Heacock, 57, is the defensive coordinator at Ohio State now. The contemporary game of recruiting is played by different rules but with the same goal.
"You want to sign the best players you can," Heacock said. "That hasn’t changed at all."
But recruiting isn’t quite the physical grind for coaches that it once was.
For instance, in Division I-A, only seven members of the nine assistant coaches are allowed to be on the road seeing prospects in any given week. And they are permitted just one faceto-face contact per week with a particular recruit.
"The whole process has been speeded so much compared to back then," Heacock said. "Now we’re looking at guys going into their junior years, and we’re offering them most of the time before their senior seasons."
Internet recruiting services now track prospects’ progress. Coaches may not be able to meet a recruit every day, but a few clicks on the computer can tell them what the player might be thinking, and it’s breaking news if one commits to a school. Three decades ago, there might be two or three assistant coaches, maybe even a head coach or two, in a prospect’s home or school on signing day waiting to see who would win the player’s services.
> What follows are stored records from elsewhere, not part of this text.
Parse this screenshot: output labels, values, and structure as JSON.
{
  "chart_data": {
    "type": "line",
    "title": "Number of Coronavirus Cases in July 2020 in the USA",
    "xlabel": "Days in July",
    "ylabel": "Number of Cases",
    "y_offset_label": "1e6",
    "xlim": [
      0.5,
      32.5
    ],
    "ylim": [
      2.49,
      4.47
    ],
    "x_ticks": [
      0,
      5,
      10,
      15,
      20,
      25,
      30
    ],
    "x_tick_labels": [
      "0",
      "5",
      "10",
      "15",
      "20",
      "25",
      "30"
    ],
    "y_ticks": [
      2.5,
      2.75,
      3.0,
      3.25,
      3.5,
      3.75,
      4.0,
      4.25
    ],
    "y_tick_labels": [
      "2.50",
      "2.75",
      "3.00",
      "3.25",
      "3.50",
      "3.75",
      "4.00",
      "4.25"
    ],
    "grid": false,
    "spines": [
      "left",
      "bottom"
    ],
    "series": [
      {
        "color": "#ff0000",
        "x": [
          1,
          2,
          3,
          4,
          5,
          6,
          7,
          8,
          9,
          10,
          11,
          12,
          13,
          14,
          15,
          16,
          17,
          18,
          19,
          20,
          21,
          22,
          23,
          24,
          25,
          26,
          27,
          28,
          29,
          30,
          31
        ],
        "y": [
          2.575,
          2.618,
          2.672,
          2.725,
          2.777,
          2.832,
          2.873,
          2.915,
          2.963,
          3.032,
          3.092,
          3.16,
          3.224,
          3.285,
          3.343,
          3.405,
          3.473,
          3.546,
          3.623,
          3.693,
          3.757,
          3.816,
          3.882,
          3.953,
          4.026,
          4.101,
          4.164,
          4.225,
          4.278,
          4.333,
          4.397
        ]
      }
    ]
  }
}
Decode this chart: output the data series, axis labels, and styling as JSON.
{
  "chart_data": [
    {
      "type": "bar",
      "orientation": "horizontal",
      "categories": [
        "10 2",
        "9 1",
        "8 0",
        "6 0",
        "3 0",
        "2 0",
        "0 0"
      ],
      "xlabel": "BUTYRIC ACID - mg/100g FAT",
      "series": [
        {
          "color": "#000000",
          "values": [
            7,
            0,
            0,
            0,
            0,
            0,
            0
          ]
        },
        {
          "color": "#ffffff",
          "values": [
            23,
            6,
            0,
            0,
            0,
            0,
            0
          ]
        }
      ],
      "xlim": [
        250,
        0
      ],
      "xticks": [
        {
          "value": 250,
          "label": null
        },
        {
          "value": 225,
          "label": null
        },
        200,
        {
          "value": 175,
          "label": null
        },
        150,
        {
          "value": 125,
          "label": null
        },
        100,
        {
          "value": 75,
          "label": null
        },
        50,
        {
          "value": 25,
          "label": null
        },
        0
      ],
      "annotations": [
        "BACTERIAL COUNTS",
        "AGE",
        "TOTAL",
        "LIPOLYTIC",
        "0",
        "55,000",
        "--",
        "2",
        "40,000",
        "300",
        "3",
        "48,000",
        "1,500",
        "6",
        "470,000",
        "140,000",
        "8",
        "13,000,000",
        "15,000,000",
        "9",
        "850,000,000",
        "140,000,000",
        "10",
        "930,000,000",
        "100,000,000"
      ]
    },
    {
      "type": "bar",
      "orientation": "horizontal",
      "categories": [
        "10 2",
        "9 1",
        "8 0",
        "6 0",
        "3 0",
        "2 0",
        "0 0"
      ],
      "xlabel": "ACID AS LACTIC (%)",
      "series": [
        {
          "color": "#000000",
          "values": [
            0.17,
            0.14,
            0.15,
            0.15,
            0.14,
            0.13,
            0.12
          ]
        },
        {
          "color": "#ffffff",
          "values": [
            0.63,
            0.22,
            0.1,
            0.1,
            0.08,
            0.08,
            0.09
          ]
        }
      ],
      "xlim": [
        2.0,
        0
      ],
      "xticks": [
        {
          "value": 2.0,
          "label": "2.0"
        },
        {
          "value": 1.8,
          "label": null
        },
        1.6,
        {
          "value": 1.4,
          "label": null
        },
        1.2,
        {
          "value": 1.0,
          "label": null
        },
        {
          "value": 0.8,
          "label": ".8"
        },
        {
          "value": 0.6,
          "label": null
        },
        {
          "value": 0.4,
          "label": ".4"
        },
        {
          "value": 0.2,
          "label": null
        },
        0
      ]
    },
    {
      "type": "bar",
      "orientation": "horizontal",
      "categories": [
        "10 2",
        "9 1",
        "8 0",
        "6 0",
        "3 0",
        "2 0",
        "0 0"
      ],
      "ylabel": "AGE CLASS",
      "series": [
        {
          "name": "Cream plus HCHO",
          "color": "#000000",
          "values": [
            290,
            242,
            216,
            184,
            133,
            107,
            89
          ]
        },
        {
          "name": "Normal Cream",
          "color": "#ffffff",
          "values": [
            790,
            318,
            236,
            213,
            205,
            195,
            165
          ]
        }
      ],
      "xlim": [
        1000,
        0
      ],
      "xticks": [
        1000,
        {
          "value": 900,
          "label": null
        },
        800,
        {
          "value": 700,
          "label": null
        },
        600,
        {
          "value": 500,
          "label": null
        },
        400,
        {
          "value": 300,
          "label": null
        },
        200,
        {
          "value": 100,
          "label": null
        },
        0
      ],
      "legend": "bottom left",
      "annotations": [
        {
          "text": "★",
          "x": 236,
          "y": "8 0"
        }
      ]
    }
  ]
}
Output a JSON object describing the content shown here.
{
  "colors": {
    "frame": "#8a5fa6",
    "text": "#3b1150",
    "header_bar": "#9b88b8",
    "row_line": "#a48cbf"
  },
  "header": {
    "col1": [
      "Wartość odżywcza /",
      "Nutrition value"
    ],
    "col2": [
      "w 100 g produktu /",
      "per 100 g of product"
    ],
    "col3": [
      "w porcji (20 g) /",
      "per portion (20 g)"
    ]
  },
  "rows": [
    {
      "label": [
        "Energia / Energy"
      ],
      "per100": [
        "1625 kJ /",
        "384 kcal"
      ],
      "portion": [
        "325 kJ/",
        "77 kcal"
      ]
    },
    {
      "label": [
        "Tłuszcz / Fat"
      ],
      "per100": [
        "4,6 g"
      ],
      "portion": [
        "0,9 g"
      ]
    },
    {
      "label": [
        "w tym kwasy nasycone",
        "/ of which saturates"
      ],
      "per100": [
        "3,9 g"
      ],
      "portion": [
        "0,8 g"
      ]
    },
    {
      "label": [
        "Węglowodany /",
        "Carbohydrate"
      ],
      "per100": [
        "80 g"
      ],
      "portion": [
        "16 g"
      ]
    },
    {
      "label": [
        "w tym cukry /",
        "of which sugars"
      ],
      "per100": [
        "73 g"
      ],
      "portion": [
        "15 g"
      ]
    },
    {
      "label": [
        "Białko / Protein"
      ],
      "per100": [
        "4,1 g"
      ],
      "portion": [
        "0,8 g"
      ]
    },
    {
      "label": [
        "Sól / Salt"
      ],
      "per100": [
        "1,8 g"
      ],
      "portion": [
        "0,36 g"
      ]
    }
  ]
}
"That was kind of crazy when you think about it, but that’s how the game was played," Heacock said.
One thing that hasn’t changed is the essence of the exercise, which is trying to persuade a 17- or 18-year-old and his parents that your school is the right place for him.
"I’ve always enjoyed that part, because recruiting is the heart of what we do, really," Heacock said. "If you don’t do it, if you don’t get a good player, you’re not going to last very long. So you better do it well."
Even with skill and perseverance, there are no guarantees. Heacock learned that chasing Molls back in ’79.
"Kentucky came in all of a sudden the final week, made him an offer, and that’s where he went," said Heacock, who recalled that Molls went on to be a captain at UK. "I told you he was a hell of a prospect."